Seis y cuarto de la mañana. Suena el despertador del móvil. Lo tengo en el extremo más alejado de la mesita de noche, por eso de los campos electromagnéticos y el poder dormir. Lo cojo a tientas para no encender más luces y no despertar a mi mujer, como si el sonido del teléfono junto con los golpes que me doy con la mesita, pared o cabezal de la cama, todos ellos al unísono, no fueran capaces de despertar a nadie. Apago el despertador. Y sí, ya ha comenzado un nuevo día. ¡Sal de la cama ya!
Es en ese momento en el que acudes al aseo, te miras al espejo con ese look desenfadado de recién levantado (pelos tiesos, ojos pegados, babilla en la boca) y es cuando tienes que decidir, a la par que te rascas cualquier parte de tu cuerpo (no tiene por qué ser exactamente la que estás pensando), la actitud que vas a llevar puesta durante todo el día.
Así como lo cuento pensarás, «vaya, otro happy flower que va a contarme eso de que al trabajo se viene motivado de casa, que ser feliz es cuestión de actitud o que todo depende del color del cristal con que se mira». Pues cambia tu actitud, porque sí que te voy a hablar de eso.
Mi abuelo siempre me decía que la vida era una broma. Creo que tenía razón, ya que en cierto modo parece que la vida se ríe de nosotros: cuando más a gusto estamos con ella, puede venir cualquier cosa que desmonte todo nuestro mundo, cual castillo de naipes ante el soplido de un niño. Así de fácil.
Siempre pasan cosas malas (y a todas horas). Antes o después llegan a nuestras vidas. Nos pueden llegar directamente a nosotros (en ese caso nos duele en primera persona). Pueden llegar a un amigo, a un vecino, a un conocido (en ese caso empatizamos en mayor o menor grado dependiendo de la cercanía con respecto al otro). Pueden llegar a gente que no conocemos, pero nos enteramos (en ese caso vemos en el telediario cómo han bombardeado una ciudad a la par que nos metemos un trozo de pizza a la boca). Pueden llegar a gente sin que nos enteremos (en este caso, simplemente nos da igual).
Cómo digerimos las cosas malas que nos llegan es importante.

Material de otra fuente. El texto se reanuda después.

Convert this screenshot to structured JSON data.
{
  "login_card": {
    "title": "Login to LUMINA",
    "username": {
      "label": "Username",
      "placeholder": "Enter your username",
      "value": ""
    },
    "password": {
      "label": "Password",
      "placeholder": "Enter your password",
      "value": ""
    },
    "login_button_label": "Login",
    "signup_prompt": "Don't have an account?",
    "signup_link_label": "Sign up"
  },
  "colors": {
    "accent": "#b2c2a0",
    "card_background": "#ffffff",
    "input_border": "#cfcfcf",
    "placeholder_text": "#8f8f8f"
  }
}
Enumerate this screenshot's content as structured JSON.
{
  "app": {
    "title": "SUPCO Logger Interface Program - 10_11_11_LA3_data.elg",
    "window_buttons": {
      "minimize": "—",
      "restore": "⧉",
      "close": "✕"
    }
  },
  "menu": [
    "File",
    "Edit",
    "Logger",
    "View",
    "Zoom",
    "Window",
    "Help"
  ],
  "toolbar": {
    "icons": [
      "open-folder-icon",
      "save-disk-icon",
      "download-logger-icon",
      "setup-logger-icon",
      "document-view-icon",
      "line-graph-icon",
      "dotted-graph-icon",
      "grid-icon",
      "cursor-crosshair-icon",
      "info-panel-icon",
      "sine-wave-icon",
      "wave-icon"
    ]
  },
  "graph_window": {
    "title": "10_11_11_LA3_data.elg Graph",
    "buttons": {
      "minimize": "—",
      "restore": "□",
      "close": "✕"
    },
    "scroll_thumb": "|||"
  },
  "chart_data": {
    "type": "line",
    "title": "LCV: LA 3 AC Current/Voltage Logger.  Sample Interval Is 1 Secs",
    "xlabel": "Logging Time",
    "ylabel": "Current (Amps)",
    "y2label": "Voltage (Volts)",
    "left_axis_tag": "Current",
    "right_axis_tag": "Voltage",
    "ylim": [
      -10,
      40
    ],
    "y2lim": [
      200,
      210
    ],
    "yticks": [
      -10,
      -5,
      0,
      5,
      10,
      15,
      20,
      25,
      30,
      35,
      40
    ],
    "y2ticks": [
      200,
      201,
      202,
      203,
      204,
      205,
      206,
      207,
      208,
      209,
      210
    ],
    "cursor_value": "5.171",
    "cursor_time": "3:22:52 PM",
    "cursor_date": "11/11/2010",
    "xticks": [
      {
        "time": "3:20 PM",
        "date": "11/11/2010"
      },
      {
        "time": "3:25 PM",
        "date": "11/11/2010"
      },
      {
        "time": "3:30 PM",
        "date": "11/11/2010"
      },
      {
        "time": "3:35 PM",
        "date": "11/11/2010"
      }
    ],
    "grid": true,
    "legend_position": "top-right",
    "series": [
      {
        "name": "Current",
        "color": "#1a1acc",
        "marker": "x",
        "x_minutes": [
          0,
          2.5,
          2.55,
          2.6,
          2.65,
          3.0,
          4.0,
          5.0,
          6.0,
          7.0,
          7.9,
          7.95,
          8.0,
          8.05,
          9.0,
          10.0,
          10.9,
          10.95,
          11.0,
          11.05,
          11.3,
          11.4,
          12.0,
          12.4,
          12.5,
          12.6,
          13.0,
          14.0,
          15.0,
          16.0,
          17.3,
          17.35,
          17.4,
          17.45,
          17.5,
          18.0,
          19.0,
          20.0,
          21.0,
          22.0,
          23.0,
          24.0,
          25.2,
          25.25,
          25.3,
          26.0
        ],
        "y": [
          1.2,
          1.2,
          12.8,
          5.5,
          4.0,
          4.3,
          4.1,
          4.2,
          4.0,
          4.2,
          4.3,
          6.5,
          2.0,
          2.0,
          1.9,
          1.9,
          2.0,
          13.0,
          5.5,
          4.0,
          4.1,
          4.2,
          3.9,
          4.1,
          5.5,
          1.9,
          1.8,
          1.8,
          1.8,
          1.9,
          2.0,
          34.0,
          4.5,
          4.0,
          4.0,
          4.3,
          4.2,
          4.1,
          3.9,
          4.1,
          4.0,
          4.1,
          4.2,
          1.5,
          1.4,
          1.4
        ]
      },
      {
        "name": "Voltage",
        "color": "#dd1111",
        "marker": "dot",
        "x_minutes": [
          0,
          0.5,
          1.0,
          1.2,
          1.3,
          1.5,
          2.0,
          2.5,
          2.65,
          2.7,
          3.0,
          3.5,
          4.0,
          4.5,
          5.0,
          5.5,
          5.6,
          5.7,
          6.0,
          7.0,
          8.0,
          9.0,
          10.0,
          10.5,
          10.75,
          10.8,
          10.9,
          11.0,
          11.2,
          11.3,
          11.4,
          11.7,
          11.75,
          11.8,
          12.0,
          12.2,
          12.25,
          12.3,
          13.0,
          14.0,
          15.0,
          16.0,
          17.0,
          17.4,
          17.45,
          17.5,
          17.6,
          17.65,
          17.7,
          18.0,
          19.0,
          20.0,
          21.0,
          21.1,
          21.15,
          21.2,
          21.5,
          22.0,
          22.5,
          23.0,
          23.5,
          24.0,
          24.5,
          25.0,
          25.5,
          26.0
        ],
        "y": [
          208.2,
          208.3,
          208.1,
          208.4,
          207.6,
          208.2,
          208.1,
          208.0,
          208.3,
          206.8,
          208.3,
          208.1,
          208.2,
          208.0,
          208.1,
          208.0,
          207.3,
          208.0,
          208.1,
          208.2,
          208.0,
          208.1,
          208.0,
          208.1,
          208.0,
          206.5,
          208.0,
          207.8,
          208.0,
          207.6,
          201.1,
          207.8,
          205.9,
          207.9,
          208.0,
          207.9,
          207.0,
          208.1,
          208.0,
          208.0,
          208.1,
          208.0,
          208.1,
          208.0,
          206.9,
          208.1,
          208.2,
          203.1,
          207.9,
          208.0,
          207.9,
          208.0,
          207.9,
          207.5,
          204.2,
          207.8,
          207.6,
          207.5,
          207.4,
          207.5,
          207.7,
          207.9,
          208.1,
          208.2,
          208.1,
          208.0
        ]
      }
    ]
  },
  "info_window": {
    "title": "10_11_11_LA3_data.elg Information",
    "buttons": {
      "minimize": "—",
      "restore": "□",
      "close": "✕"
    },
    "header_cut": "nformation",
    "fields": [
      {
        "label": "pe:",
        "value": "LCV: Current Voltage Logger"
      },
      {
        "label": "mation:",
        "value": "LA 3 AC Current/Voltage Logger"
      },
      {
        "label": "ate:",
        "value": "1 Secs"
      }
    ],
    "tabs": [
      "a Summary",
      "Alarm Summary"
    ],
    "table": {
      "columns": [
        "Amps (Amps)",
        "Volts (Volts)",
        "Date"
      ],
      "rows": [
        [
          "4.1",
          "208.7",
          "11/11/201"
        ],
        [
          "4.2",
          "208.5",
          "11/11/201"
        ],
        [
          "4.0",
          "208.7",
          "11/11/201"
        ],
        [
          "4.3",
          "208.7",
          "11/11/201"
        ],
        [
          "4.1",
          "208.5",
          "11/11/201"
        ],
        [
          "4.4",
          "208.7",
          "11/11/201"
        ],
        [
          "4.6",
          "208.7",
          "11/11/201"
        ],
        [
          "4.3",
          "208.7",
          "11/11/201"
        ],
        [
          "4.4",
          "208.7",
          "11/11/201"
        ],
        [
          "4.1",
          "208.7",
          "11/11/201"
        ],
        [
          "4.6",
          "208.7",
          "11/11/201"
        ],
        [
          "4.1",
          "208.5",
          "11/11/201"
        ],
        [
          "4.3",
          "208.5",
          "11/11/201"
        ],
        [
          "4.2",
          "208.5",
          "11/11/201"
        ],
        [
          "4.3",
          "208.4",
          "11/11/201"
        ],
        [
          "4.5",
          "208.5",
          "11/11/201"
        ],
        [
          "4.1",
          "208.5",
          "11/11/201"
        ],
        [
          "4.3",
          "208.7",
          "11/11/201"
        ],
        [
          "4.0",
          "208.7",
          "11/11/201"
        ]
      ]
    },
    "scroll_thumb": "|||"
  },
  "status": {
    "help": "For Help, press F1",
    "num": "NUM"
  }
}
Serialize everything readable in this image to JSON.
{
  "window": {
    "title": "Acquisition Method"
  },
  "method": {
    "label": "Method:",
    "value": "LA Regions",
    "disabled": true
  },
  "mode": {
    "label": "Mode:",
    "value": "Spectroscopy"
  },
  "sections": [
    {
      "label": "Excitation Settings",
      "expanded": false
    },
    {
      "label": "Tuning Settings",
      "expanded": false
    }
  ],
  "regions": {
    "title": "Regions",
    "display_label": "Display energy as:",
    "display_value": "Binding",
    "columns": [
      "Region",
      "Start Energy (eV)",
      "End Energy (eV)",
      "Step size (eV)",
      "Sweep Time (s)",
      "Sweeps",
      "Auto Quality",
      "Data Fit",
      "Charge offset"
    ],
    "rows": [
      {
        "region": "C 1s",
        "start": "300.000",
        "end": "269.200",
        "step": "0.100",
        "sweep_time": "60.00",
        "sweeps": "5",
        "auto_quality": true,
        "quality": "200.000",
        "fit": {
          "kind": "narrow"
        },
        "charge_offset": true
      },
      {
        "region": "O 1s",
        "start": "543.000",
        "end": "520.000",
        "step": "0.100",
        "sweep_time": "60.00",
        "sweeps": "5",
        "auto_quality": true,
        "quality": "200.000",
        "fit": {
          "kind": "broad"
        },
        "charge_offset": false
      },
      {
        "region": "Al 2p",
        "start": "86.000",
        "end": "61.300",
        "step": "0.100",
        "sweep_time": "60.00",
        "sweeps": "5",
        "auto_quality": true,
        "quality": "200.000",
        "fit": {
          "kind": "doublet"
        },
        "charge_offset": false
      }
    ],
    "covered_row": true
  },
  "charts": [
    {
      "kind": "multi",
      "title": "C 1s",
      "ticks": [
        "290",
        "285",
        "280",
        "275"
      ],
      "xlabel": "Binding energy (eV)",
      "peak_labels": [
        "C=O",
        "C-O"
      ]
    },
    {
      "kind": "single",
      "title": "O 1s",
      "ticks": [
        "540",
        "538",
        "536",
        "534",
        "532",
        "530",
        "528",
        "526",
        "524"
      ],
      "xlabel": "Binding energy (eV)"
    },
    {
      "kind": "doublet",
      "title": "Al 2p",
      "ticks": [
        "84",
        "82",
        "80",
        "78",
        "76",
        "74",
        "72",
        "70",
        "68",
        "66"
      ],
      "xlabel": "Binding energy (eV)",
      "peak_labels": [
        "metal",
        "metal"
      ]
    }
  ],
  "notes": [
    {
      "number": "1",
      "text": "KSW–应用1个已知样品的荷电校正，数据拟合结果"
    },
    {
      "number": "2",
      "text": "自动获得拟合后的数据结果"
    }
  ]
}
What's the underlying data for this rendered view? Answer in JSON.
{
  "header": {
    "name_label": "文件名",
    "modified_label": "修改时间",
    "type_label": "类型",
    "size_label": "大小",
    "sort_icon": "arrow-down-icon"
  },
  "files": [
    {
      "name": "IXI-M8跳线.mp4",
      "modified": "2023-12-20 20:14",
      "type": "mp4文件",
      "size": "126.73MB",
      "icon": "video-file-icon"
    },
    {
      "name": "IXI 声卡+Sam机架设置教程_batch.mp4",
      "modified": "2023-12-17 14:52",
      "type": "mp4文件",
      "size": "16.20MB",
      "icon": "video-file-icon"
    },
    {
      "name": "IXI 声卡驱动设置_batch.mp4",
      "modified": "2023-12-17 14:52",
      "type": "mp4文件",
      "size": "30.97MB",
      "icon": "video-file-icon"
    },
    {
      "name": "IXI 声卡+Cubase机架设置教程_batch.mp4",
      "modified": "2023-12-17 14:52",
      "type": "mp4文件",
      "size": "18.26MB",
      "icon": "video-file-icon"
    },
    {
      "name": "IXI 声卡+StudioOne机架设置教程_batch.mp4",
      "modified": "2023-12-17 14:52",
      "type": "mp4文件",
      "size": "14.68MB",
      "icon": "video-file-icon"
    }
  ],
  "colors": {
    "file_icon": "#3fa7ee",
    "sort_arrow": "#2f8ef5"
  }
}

Pero apreciar las cosas buenas que nos llegan también lo es. Y aún es más importante saber reconocer las cosas buenas que nos llegan. A veces estamos tan enfrascados por nuestras propias quejas, lamentaciones, preocupaciones y autobombo que no disfrutamos de las cosas buenas que nos llegan, sencillamente porque no nos hemos enterado de que están ahí, entre nosotros, en nuestras vidas en este preciso momento.
Volvamos a ese momento frente al espejo. No te asustes. No soy Sulley. Soy yo recién levantado. Esa marca que llevo bajo el ojo izquierdo, que cruza mi careto desde la oreja hasta la nariz, endureciendo mi rostro, tan sólo es consecuencia de las sábanas de mi cama y la pequeña presión ejercida por mi diminuto cuerpo de casi dos metros. En ese momento me puede venir a mi cabeza el plantearme por qué tengo que ir a trabajar al mismo lugar y con la misma gente, por qué hay que ganar el pan con el sudor de mi frente (por cierto, que asquito eso de mezclar sudor con pan), por qué me eché a la espalda una hipoteca para pasearla durante tantos años, por qué llevo la vida que llevo y por qué no lo dejo todo, me hago perro-flauta y me voy a ver mundo. Y todo, ¡zas!, en un segundo.
Ahí es cuando entra la actitud. En todo lo que dura el segundo que sigue y a la par que me dedico la mejor de mis sonrisas frente al espejo, pienso en la enorme suerte de tener trabajo en los duros tiempos que corren, un trabajo que me encanta, en el que aprendo cosas nuevas todos los días y en el que estoy rodeado de gente extraordinaria. También pienso en que me gusta mi casa y sobre todo las dos personas maravillosas que me acompañan. Incluso la gata me gusta. Pienso en que me gusta mi familia. Pienso que me gustan los pocos y buenos amigos de verdad que tengo. Y mi vida, siempre que estén ellos, me gusta. Es mi mejor aventura.
Y acto seguido ya estoy afeitándome la barba. Eso sí, con buena actitud.